Chemical and Engineering News – “Scientists have long known that fungi, such as Fusarium graminearium, deposit toxins on food crops. These so-called mycotoxins can contaminate the food supply, causing a wide range of nasty effects and even death in people and livestock. As a result, many countries set a limit for the amount of mycotoxins in food and animal feed…But in the past decade, scientists have discovered that mycotoxins can hide. The toxins are harmful to the crops themselves, so, as a defense strategy, the plants neutralize the mycotoxins by tacking on a sugar or sulfate group to the chemicals. Because of this chemical modification, these masked mycotoxins slip past current detection methods used by food safety inspectors…’what happens to the compounds during human digestion?'”

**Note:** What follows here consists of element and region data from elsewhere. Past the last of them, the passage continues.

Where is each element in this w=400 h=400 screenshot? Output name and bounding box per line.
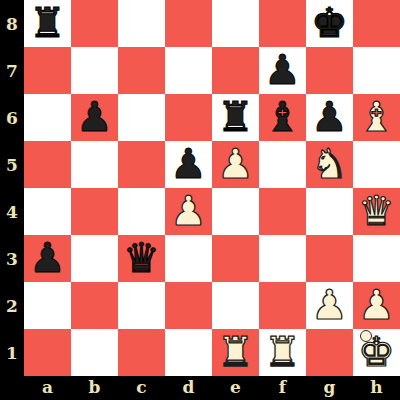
square-h4[interactable]: ♛ [353, 188, 400, 235]
square-f4[interactable] [259, 188, 306, 235]
file-label-a: a [24, 376, 71, 400]
square-f7[interactable]: ♟ [259, 47, 306, 94]
square-b3[interactable] [71, 235, 118, 282]
square-c2[interactable] [118, 282, 165, 329]
square-h8[interactable] [353, 0, 400, 47]
chess-diagram: 87654321 ♜♚♟♟♜♝♟♝♟♟♞♟♛♟♛♟♟♜♜♚ abcdefgh [0, 0, 400, 400]
piece-white-pawn[interactable]: ♟ [165, 188, 212, 235]
square-g2[interactable]: ♟ [306, 282, 353, 329]
rank-label-2: 2 [0, 282, 24, 329]
square-f3[interactable] [259, 235, 306, 282]
square-e7[interactable] [212, 47, 259, 94]
piece-black-pawn[interactable]: ♟ [24, 235, 71, 282]
square-e1[interactable]: ♜ [212, 329, 259, 376]
square-c3[interactable]: ♛ [118, 235, 165, 282]
turn-indicator-dot [360, 330, 372, 342]
square-f6[interactable]: ♝ [259, 94, 306, 141]
file-label-e: e [212, 376, 259, 400]
square-f5[interactable] [259, 141, 306, 188]
square-g1[interactable] [306, 329, 353, 376]
piece-black-queen[interactable]: ♛ [118, 235, 165, 282]
square-e3[interactable] [212, 235, 259, 282]
square-a5[interactable] [24, 141, 71, 188]
square-a3[interactable]: ♟ [24, 235, 71, 282]
square-e4[interactable] [212, 188, 259, 235]
square-a8[interactable]: ♜ [24, 0, 71, 47]
rank-label-6: 6 [0, 94, 24, 141]
square-e2[interactable] [212, 282, 259, 329]
square-g8[interactable]: ♚ [306, 0, 353, 47]
square-d2[interactable] [165, 282, 212, 329]
square-b7[interactable] [71, 47, 118, 94]
rank-label-1: 1 [0, 329, 24, 376]
square-h6[interactable]: ♝ [353, 94, 400, 141]
file-label-h: h [353, 376, 400, 400]
square-g5[interactable]: ♞ [306, 141, 353, 188]
file-label-g: g [306, 376, 353, 400]
square-d5[interactable]: ♟ [165, 141, 212, 188]
square-d4[interactable]: ♟ [165, 188, 212, 235]
square-c7[interactable] [118, 47, 165, 94]
square-e6[interactable]: ♜ [212, 94, 259, 141]
square-g7[interactable] [306, 47, 353, 94]
square-b1[interactable] [71, 329, 118, 376]
square-b8[interactable] [71, 0, 118, 47]
piece-white-pawn[interactable]: ♟ [212, 141, 259, 188]
square-b4[interactable] [71, 188, 118, 235]
piece-white-bishop[interactable]: ♝ [353, 94, 400, 141]
file-label-c: c [118, 376, 165, 400]
square-b6[interactable]: ♟ [71, 94, 118, 141]
square-a4[interactable] [24, 188, 71, 235]
piece-white-pawn[interactable]: ♟ [306, 282, 353, 329]
rank-label-7: 7 [0, 47, 24, 94]
piece-black-king[interactable]: ♚ [306, 0, 353, 47]
square-a1[interactable] [24, 329, 71, 376]
square-h5[interactable] [353, 141, 400, 188]
square-g4[interactable] [306, 188, 353, 235]
square-e8[interactable] [212, 0, 259, 47]
file-labels: abcdefgh [24, 376, 400, 400]
square-d6[interactable] [165, 94, 212, 141]
rank-label-5: 5 [0, 141, 24, 188]
piece-black-rook[interactable]: ♜ [212, 94, 259, 141]
rank-label-4: 4 [0, 188, 24, 235]
square-c4[interactable] [118, 188, 165, 235]
piece-white-queen[interactable]: ♛ [353, 188, 400, 235]
square-a7[interactable] [24, 47, 71, 94]
piece-white-rook[interactable]: ♜ [259, 329, 306, 376]
square-f1[interactable]: ♜ [259, 329, 306, 376]
square-b2[interactable] [71, 282, 118, 329]
square-g3[interactable] [306, 235, 353, 282]
rank-label-3: 3 [0, 235, 24, 282]
square-e5[interactable]: ♟ [212, 141, 259, 188]
square-c8[interactable] [118, 0, 165, 47]
square-d7[interactable] [165, 47, 212, 94]
piece-white-knight[interactable]: ♞ [306, 141, 353, 188]
piece-white-pawn[interactable]: ♟ [353, 282, 400, 329]
square-d8[interactable] [165, 0, 212, 47]
file-label-f: f [259, 376, 306, 400]
piece-white-rook[interactable]: ♜ [212, 329, 259, 376]
square-h2[interactable]: ♟ [353, 282, 400, 329]
square-d3[interactable] [165, 235, 212, 282]
square-c5[interactable] [118, 141, 165, 188]
square-g6[interactable]: ♟ [306, 94, 353, 141]
piece-black-pawn[interactable]: ♟ [165, 141, 212, 188]
square-b5[interactable] [71, 141, 118, 188]
rank-label-8: 8 [0, 0, 24, 47]
square-h7[interactable] [353, 47, 400, 94]
square-d1[interactable] [165, 329, 212, 376]
piece-black-rook[interactable]: ♜ [24, 0, 71, 47]
square-c1[interactable] [118, 329, 165, 376]
piece-black-pawn[interactable]: ♟ [71, 94, 118, 141]
square-f2[interactable] [259, 282, 306, 329]
piece-black-pawn[interactable]: ♟ [306, 94, 353, 141]
square-a6[interactable] [24, 94, 71, 141]
file-label-b: b [71, 376, 118, 400]
file-label-d: d [165, 376, 212, 400]
piece-black-pawn[interactable]: ♟ [259, 47, 306, 94]
chess-board: ♜♚♟♟♜♝♟♝♟♟♞♟♛♟♛♟♟♜♜♚ [24, 0, 400, 376]
piece-black-bishop[interactable]: ♝ [259, 94, 306, 141]
square-f8[interactable] [259, 0, 306, 47]
square-c6[interactable] [118, 94, 165, 141]
square-h3[interactable] [353, 235, 400, 282]
rank-labels: 87654321 [0, 0, 24, 376]
square-a2[interactable] [24, 282, 71, 329]
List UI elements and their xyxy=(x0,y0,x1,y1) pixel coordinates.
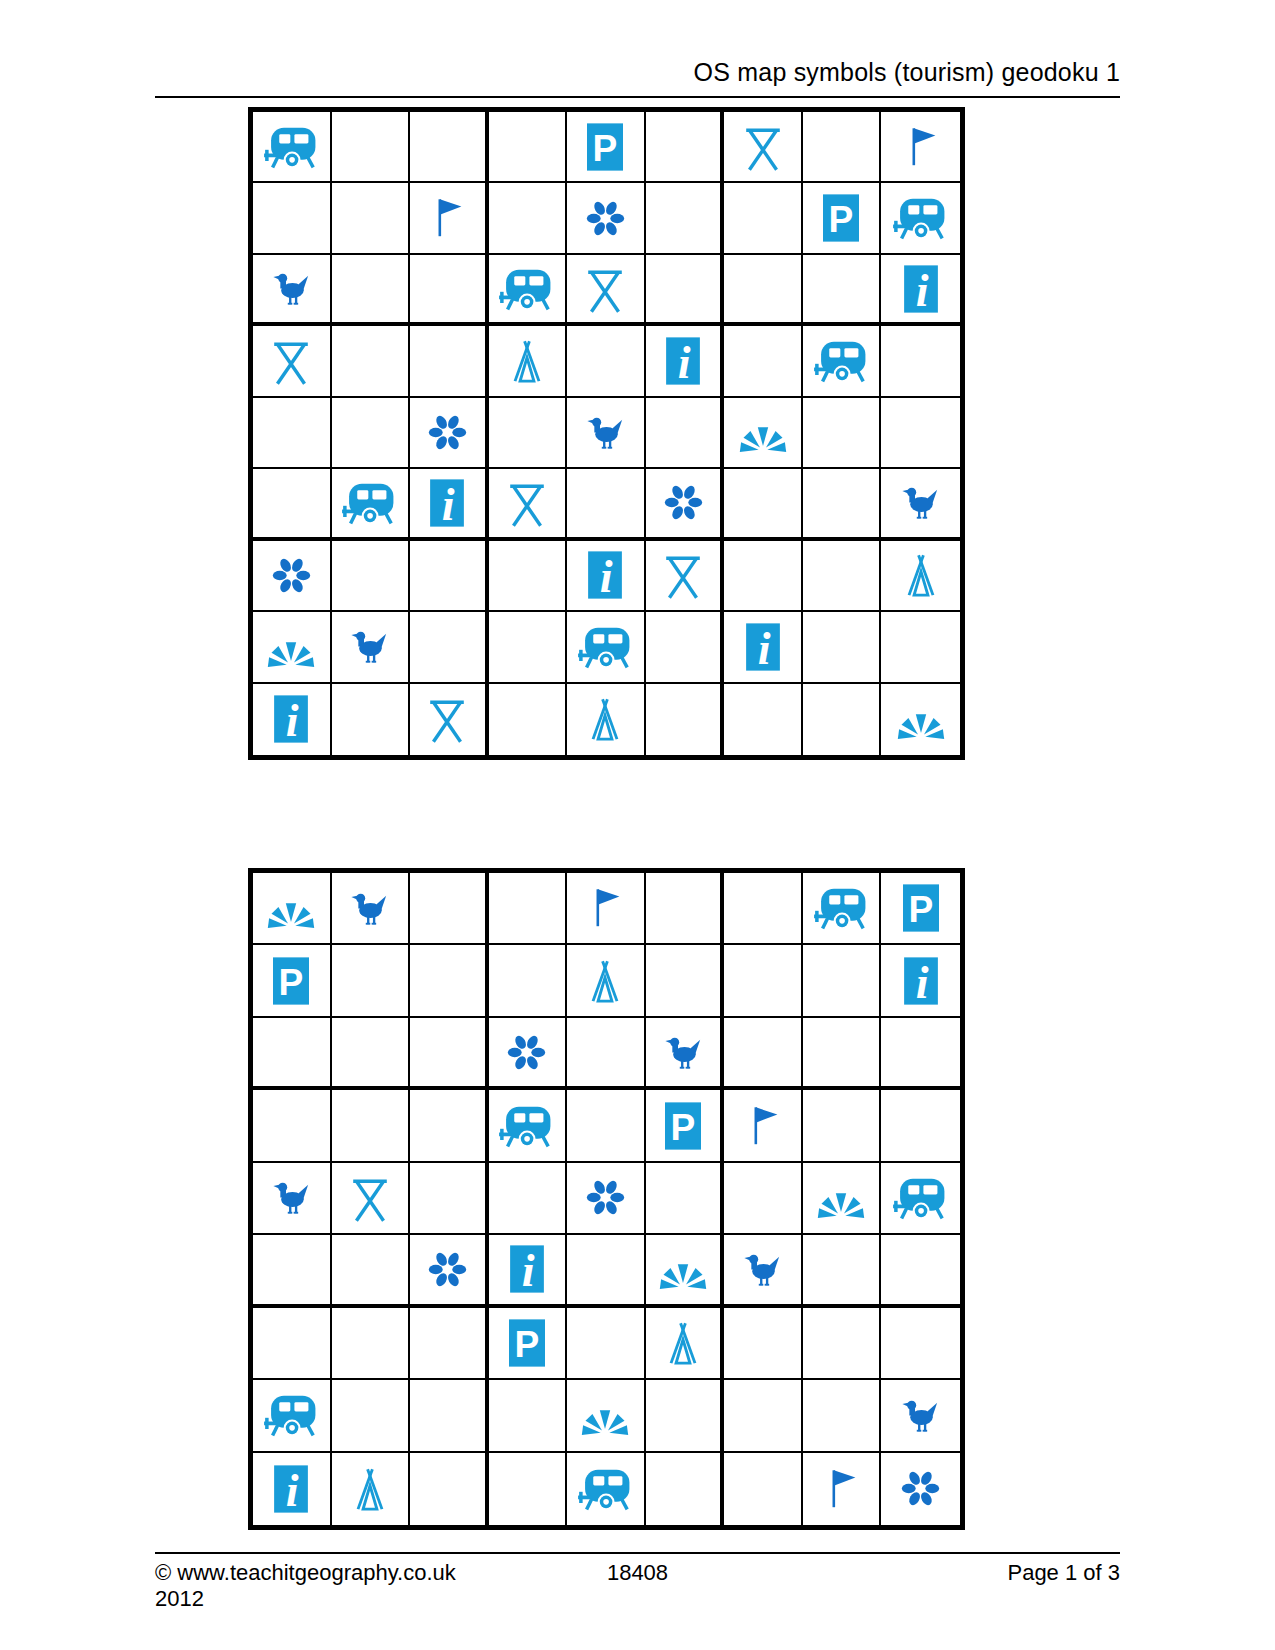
camp-site-tent-icon xyxy=(898,548,944,602)
cell-g1-r9c4[interactable] xyxy=(489,684,568,755)
cell-g1-r4c8[interactable] xyxy=(803,326,882,397)
cell-g1-r3c2[interactable] xyxy=(332,255,411,326)
cell-g2-r7c4[interactable]: P xyxy=(489,1308,568,1380)
cell-g1-r9c3[interactable] xyxy=(410,684,489,755)
caravan-site-icon xyxy=(889,1170,952,1226)
information-icon: i xyxy=(894,262,948,316)
cell-g1-r5c9[interactable] xyxy=(881,398,960,469)
camp-site-tent-icon xyxy=(582,954,628,1008)
cell-g1-r2c7[interactable] xyxy=(724,183,803,254)
cell-g2-r7c3[interactable] xyxy=(410,1308,489,1380)
flag-icon xyxy=(818,1464,864,1514)
cell-g2-r8c8[interactable] xyxy=(803,1380,882,1452)
svg-text:P: P xyxy=(279,961,304,1003)
cell-g2-r7c6[interactable] xyxy=(646,1308,725,1380)
cell-g2-r6c4[interactable]: i xyxy=(489,1235,568,1307)
svg-text:i: i xyxy=(286,1465,299,1516)
cell-g1-r3c8[interactable] xyxy=(803,255,882,326)
cell-g1-r4c4[interactable] xyxy=(489,326,568,397)
picnic-site-icon xyxy=(501,477,553,529)
information-icon: i xyxy=(500,1242,554,1296)
flower-garden-icon xyxy=(659,478,708,527)
flag-icon xyxy=(424,193,470,243)
cell-g1-r3c6[interactable] xyxy=(646,255,725,326)
cell-g2-r6c9[interactable] xyxy=(881,1235,960,1307)
cell-g1-r9c5[interactable] xyxy=(567,684,646,755)
cell-g1-r3c3[interactable] xyxy=(410,255,489,326)
cell-g2-r4c6[interactable]: P xyxy=(646,1090,725,1162)
camp-site-tent-icon xyxy=(582,692,628,746)
cell-g1-r5c1[interactable] xyxy=(253,398,332,469)
cell-g2-r1c2[interactable] xyxy=(332,873,411,945)
picnic-site-icon xyxy=(657,549,709,601)
viewpoint-icon xyxy=(735,406,791,458)
cell-g2-r2c6[interactable] xyxy=(646,945,725,1017)
cell-g2-r5c8[interactable] xyxy=(803,1163,882,1235)
cell-g2-r9c7[interactable] xyxy=(724,1453,803,1525)
cell-g1-r6c5[interactable] xyxy=(567,469,646,540)
caravan-site-icon xyxy=(889,190,952,246)
flower-garden-icon xyxy=(423,408,472,457)
flag-icon xyxy=(898,122,944,172)
svg-text:P: P xyxy=(829,198,854,240)
cell-g2-r9c3[interactable] xyxy=(410,1453,489,1525)
cell-g2-r3c9[interactable] xyxy=(881,1018,960,1090)
cell-g2-r8c9[interactable] xyxy=(881,1380,960,1452)
cell-g1-r6c9[interactable] xyxy=(881,469,960,540)
geodoku-board-2: P P i xyxy=(248,868,965,1530)
cell-g1-r7c1[interactable] xyxy=(253,541,332,612)
cell-g1-r2c6[interactable] xyxy=(646,183,725,254)
bird-nature-reserve-icon xyxy=(268,1174,315,1221)
flower-garden-icon xyxy=(581,194,630,243)
cell-g2-r3c4[interactable] xyxy=(489,1018,568,1090)
cell-g2-r2c2[interactable] xyxy=(332,945,411,1017)
bird-nature-reserve-icon xyxy=(897,479,944,526)
cell-g1-r6c6[interactable] xyxy=(646,469,725,540)
cell-g2-r9c6[interactable] xyxy=(646,1453,725,1525)
cell-g1-r8c8[interactable] xyxy=(803,612,882,683)
viewpoint-icon xyxy=(813,1172,869,1224)
svg-text:i: i xyxy=(757,623,770,674)
svg-text:i: i xyxy=(522,1245,535,1296)
caravan-site-icon xyxy=(574,1461,637,1517)
cell-g2-r3c3[interactable] xyxy=(410,1018,489,1090)
cell-g2-r1c6[interactable] xyxy=(646,873,725,945)
cell-g2-r9c8[interactable] xyxy=(803,1453,882,1525)
svg-text:i: i xyxy=(600,551,613,602)
worksheet-page: OS map symbols (tourism) geodoku 1 P xyxy=(0,0,1275,1650)
flower-garden-icon xyxy=(423,1245,472,1294)
caravan-site-icon xyxy=(495,1098,558,1154)
svg-text:i: i xyxy=(915,264,928,315)
cell-g1-r4c6[interactable]: i xyxy=(646,326,725,397)
viewpoint-icon xyxy=(655,1243,711,1295)
cell-g2-r1c5[interactable] xyxy=(567,873,646,945)
cell-g2-r5c9[interactable] xyxy=(881,1163,960,1235)
cell-g2-r8c2[interactable] xyxy=(332,1380,411,1452)
bird-nature-reserve-icon xyxy=(346,885,393,932)
flower-garden-icon xyxy=(581,1173,630,1222)
footer-page-label: Page 1 of 3 xyxy=(764,1560,1120,1612)
cell-g2-r9c2[interactable] xyxy=(332,1453,411,1525)
cell-g2-r7c1[interactable] xyxy=(253,1308,332,1380)
cell-g1-r5c5[interactable] xyxy=(567,398,646,469)
cell-g2-r4c7[interactable] xyxy=(724,1090,803,1162)
flower-garden-icon xyxy=(896,1464,945,1513)
footer-rule xyxy=(155,1552,1120,1554)
cell-g2-r1c1[interactable] xyxy=(253,873,332,945)
cell-g2-r5c4[interactable] xyxy=(489,1163,568,1235)
footer-copyright: © www.teachitgeography.co.uk 2012 xyxy=(155,1560,511,1612)
cell-g2-r1c3[interactable] xyxy=(410,873,489,945)
cell-g1-r7c8[interactable] xyxy=(803,541,882,612)
picnic-site-icon xyxy=(344,1172,396,1224)
cell-g1-r1c6[interactable] xyxy=(646,112,725,183)
cell-g1-r3c1[interactable] xyxy=(253,255,332,326)
cell-g1-r1c8[interactable] xyxy=(803,112,882,183)
cell-g1-r7c3[interactable] xyxy=(410,541,489,612)
svg-text:i: i xyxy=(286,695,299,746)
cell-g2-r2c8[interactable] xyxy=(803,945,882,1017)
cell-g1-r2c8[interactable]: P xyxy=(803,183,882,254)
cell-g2-r4c9[interactable] xyxy=(881,1090,960,1162)
cell-g2-r8c4[interactable] xyxy=(489,1380,568,1452)
cell-g2-r4c3[interactable] xyxy=(410,1090,489,1162)
cell-g2-r4c2[interactable] xyxy=(332,1090,411,1162)
cell-g2-r7c2[interactable] xyxy=(332,1308,411,1380)
svg-text:P: P xyxy=(515,1323,540,1365)
cell-g1-r4c9[interactable] xyxy=(881,326,960,397)
parking-icon: P xyxy=(500,1316,554,1370)
bird-nature-reserve-icon xyxy=(897,1392,944,1439)
cell-g2-r8c5[interactable] xyxy=(567,1380,646,1452)
flag-icon xyxy=(582,883,628,933)
picnic-site-icon xyxy=(737,121,789,173)
cell-g2-r8c6[interactable] xyxy=(646,1380,725,1452)
cell-g2-r5c6[interactable] xyxy=(646,1163,725,1235)
caravan-site-icon xyxy=(810,333,873,389)
cell-g1-r8c5[interactable] xyxy=(567,612,646,683)
cell-g1-r4c2[interactable] xyxy=(332,326,411,397)
camp-site-tent-icon xyxy=(660,1316,706,1370)
footer: © www.teachitgeography.co.uk 2012 18408 … xyxy=(155,1560,1120,1612)
cell-g2-r1c7[interactable] xyxy=(724,873,803,945)
caravan-site-icon xyxy=(574,619,637,675)
flower-garden-icon xyxy=(502,1028,551,1077)
cell-g2-r4c5[interactable] xyxy=(567,1090,646,1162)
caravan-site-icon xyxy=(495,261,558,317)
cell-g1-r6c2[interactable] xyxy=(332,469,411,540)
information-icon: i xyxy=(264,1462,318,1516)
cell-g2-r2c7[interactable] xyxy=(724,945,803,1017)
cell-g2-r2c1[interactable]: P xyxy=(253,945,332,1017)
cell-g2-r9c5[interactable] xyxy=(567,1453,646,1525)
cell-g1-r1c2[interactable] xyxy=(332,112,411,183)
cell-g1-r8c6[interactable] xyxy=(646,612,725,683)
header-rule xyxy=(155,96,1120,98)
svg-text:i: i xyxy=(678,337,691,388)
cell-g2-r9c9[interactable] xyxy=(881,1453,960,1525)
cell-g2-r5c3[interactable] xyxy=(410,1163,489,1235)
cell-g2-r5c1[interactable] xyxy=(253,1163,332,1235)
cell-g2-r1c8[interactable] xyxy=(803,873,882,945)
cell-g1-r6c4[interactable] xyxy=(489,469,568,540)
cell-g2-r6c6[interactable] xyxy=(646,1235,725,1307)
cell-g1-r1c4[interactable] xyxy=(489,112,568,183)
cell-g1-r4c3[interactable] xyxy=(410,326,489,397)
cell-g2-r7c9[interactable] xyxy=(881,1308,960,1380)
cell-g1-r7c7[interactable] xyxy=(724,541,803,612)
cell-g1-r5c2[interactable] xyxy=(332,398,411,469)
cell-g1-r3c5[interactable] xyxy=(567,255,646,326)
cell-g1-r9c1[interactable]: i xyxy=(253,684,332,755)
cell-g2-r6c5[interactable] xyxy=(567,1235,646,1307)
cell-g1-r1c5[interactable]: P xyxy=(567,112,646,183)
cell-g2-r7c7[interactable] xyxy=(724,1308,803,1380)
cell-g1-r4c7[interactable] xyxy=(724,326,803,397)
cell-g2-r3c2[interactable] xyxy=(332,1018,411,1090)
cell-g1-r1c7[interactable] xyxy=(724,112,803,183)
bird-nature-reserve-icon xyxy=(739,1246,786,1293)
parking-icon: P xyxy=(656,1099,710,1153)
cell-g1-r1c1[interactable] xyxy=(253,112,332,183)
cell-g1-r1c9[interactable] xyxy=(881,112,960,183)
cell-g1-r8c9[interactable] xyxy=(881,612,960,683)
camp-site-tent-icon xyxy=(504,334,550,388)
cell-g2-r6c8[interactable] xyxy=(803,1235,882,1307)
flower-garden-icon xyxy=(267,551,316,600)
cell-g1-r5c8[interactable] xyxy=(803,398,882,469)
cell-g2-r5c5[interactable] xyxy=(567,1163,646,1235)
page-title: OS map symbols (tourism) geodoku 1 xyxy=(155,58,1120,87)
information-icon: i xyxy=(894,954,948,1008)
cell-g1-r2c4[interactable] xyxy=(489,183,568,254)
footer-document-number: 18408 xyxy=(511,1560,765,1612)
cell-g1-r5c6[interactable] xyxy=(646,398,725,469)
cell-g1-r7c5[interactable]: i xyxy=(567,541,646,612)
information-icon: i xyxy=(736,620,790,674)
cell-g1-r7c6[interactable] xyxy=(646,541,725,612)
cell-g2-r2c4[interactable] xyxy=(489,945,568,1017)
bird-nature-reserve-icon xyxy=(660,1029,707,1076)
cell-g2-r6c2[interactable] xyxy=(332,1235,411,1307)
cell-g1-r7c9[interactable] xyxy=(881,541,960,612)
cell-g1-r4c5[interactable] xyxy=(567,326,646,397)
cell-g2-r2c5[interactable] xyxy=(567,945,646,1017)
cell-g1-r2c5[interactable] xyxy=(567,183,646,254)
bird-nature-reserve-icon xyxy=(268,265,315,312)
cell-g1-r2c9[interactable] xyxy=(881,183,960,254)
cell-g1-r1c3[interactable] xyxy=(410,112,489,183)
geodoku-board-1: P P xyxy=(248,107,965,760)
cell-g1-r9c8[interactable] xyxy=(803,684,882,755)
cell-g1-r3c9[interactable]: i xyxy=(881,255,960,326)
cell-g1-r2c3[interactable] xyxy=(410,183,489,254)
cell-g1-r5c4[interactable] xyxy=(489,398,568,469)
cell-g1-r8c3[interactable] xyxy=(410,612,489,683)
picnic-site-icon xyxy=(265,335,317,387)
information-icon: i xyxy=(264,692,318,746)
cell-g1-r2c1[interactable] xyxy=(253,183,332,254)
cell-g2-r6c1[interactable] xyxy=(253,1235,332,1307)
cell-g1-r9c2[interactable] xyxy=(332,684,411,755)
viewpoint-icon xyxy=(577,1389,633,1441)
information-icon: i xyxy=(420,476,474,530)
cell-g2-r9c4[interactable] xyxy=(489,1453,568,1525)
cell-g2-r7c5[interactable] xyxy=(567,1308,646,1380)
bird-nature-reserve-icon xyxy=(582,409,629,456)
cell-g2-r4c4[interactable] xyxy=(489,1090,568,1162)
cell-g2-r3c8[interactable] xyxy=(803,1018,882,1090)
cell-g2-r3c1[interactable] xyxy=(253,1018,332,1090)
svg-text:i: i xyxy=(915,957,928,1008)
cell-g1-r7c2[interactable] xyxy=(332,541,411,612)
cell-g2-r8c7[interactable] xyxy=(724,1380,803,1452)
cell-g2-r3c5[interactable] xyxy=(567,1018,646,1090)
cell-g2-r9c1[interactable]: i xyxy=(253,1453,332,1525)
viewpoint-icon xyxy=(263,621,319,673)
caravan-site-icon xyxy=(260,119,323,175)
cell-g1-r8c4[interactable] xyxy=(489,612,568,683)
cell-g2-r8c3[interactable] xyxy=(410,1380,489,1452)
cell-g2-r3c7[interactable] xyxy=(724,1018,803,1090)
cell-g1-r8c7[interactable]: i xyxy=(724,612,803,683)
information-icon: i xyxy=(578,548,632,602)
cell-g2-r7c8[interactable] xyxy=(803,1308,882,1380)
svg-text:P: P xyxy=(593,127,618,169)
caravan-site-icon xyxy=(338,475,401,531)
cell-g1-r2c2[interactable] xyxy=(332,183,411,254)
cell-g2-r4c8[interactable] xyxy=(803,1090,882,1162)
picnic-site-icon xyxy=(421,693,473,745)
cell-g1-r9c6[interactable] xyxy=(646,684,725,755)
cell-g1-r9c9[interactable] xyxy=(881,684,960,755)
cell-g1-r9c7[interactable] xyxy=(724,684,803,755)
svg-text:P: P xyxy=(671,1106,696,1148)
cell-g1-r7c4[interactable] xyxy=(489,541,568,612)
camp-site-tent-icon xyxy=(347,1462,393,1516)
viewpoint-icon xyxy=(263,882,319,934)
picnic-site-icon xyxy=(579,263,631,315)
cell-g2-r5c7[interactable] xyxy=(724,1163,803,1235)
cell-g2-r5c2[interactable] xyxy=(332,1163,411,1235)
cell-g2-r1c9[interactable]: P xyxy=(881,873,960,945)
cell-g1-r6c7[interactable] xyxy=(724,469,803,540)
parking-icon: P xyxy=(814,191,868,245)
cell-g2-r2c3[interactable] xyxy=(410,945,489,1017)
cell-g1-r4c1[interactable] xyxy=(253,326,332,397)
cell-g2-r6c3[interactable] xyxy=(410,1235,489,1307)
cell-g2-r3c6[interactable] xyxy=(646,1018,725,1090)
svg-text:P: P xyxy=(908,888,933,930)
cell-g1-r8c2[interactable] xyxy=(332,612,411,683)
cell-g2-r6c7[interactable] xyxy=(724,1235,803,1307)
parking-icon: P xyxy=(264,954,318,1008)
cell-g2-r8c1[interactable] xyxy=(253,1380,332,1452)
cell-g1-r8c1[interactable] xyxy=(253,612,332,683)
cell-g1-r6c1[interactable] xyxy=(253,469,332,540)
parking-icon: P xyxy=(894,881,948,935)
viewpoint-icon xyxy=(893,693,949,745)
bird-nature-reserve-icon xyxy=(346,623,393,670)
cell-g2-r4c1[interactable] xyxy=(253,1090,332,1162)
cell-g2-r2c9[interactable]: i xyxy=(881,945,960,1017)
cell-g1-r3c7[interactable] xyxy=(724,255,803,326)
cell-g1-r6c3[interactable]: i xyxy=(410,469,489,540)
parking-icon: P xyxy=(578,120,632,174)
cell-g1-r6c8[interactable] xyxy=(803,469,882,540)
information-icon: i xyxy=(656,334,710,388)
cell-g1-r5c7[interactable] xyxy=(724,398,803,469)
cell-g2-r1c4[interactable] xyxy=(489,873,568,945)
cell-g1-r3c4[interactable] xyxy=(489,255,568,326)
svg-text:i: i xyxy=(442,479,455,530)
flag-icon xyxy=(740,1101,786,1151)
caravan-site-icon xyxy=(260,1387,323,1443)
caravan-site-icon xyxy=(810,880,873,936)
cell-g1-r5c3[interactable] xyxy=(410,398,489,469)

National dairy farm biosecurity standard launched

Meanwhile, in Canada, farmers are implementing voluntary biosafety standards to prevent the spread of agricultural pathogens. This may seem superfluous  but after taking Dr. Breeze’s Agroterrorism class, any attempt by the farming industry at biosafety self-regulation is highly appreciated. 

Manitoba Co-Operator – “Canada’s food safety agency has formally introduced its biosecurity standard designed specifically for the Canadian dairy farm. Launched Tuesday, the voluntary biosecurity standard maps out dairy farmers’ ‘control areas’ and target outcomes in the areas of animal health management, animal movement, premises management and conditions for workers, visitors, vehicles and equipment.The standard, designed to help farmers cut and control the risk of disease entering their farms, spreading within the farm or to neighbouring farms, ‘will be a tool for all proactive farmers who want to bring animal health to a superior level,’ Wally Smith, president of Dairy Farmers of Canada, said in the Canadian Food Inspection Agency’s release Tuesday.”

VGH First in Canada to Use Superbug-killing Robot

Canada is clearly out to show us up. Can we please talk about how cool the above headline is? Why don’t we get superbug-killing robots?  – “She’s just 5’5” and quiet, but don’t let her demure looks fool you—she’s a ruthless killer who moves at the speed of light. Meet Tru-D, the newest member of Vancouver General Hospital’s (VGH) Housekeeping and Infection Control teams. Tru-D SmartUVC, or “Trudi” as staff affectionately call her, is a superbug slaying robot being piloted at VGH for the next few months. The machine disinfects surfaces with a measured dose of ultraviolet (UV) light to kill germs and viruses, such as norovirus, influenza, C. difficile, Methicillin-resistant Staphylococcus aureus (MRSA) and Vancomycin-resistant Enterococcus (VRE).”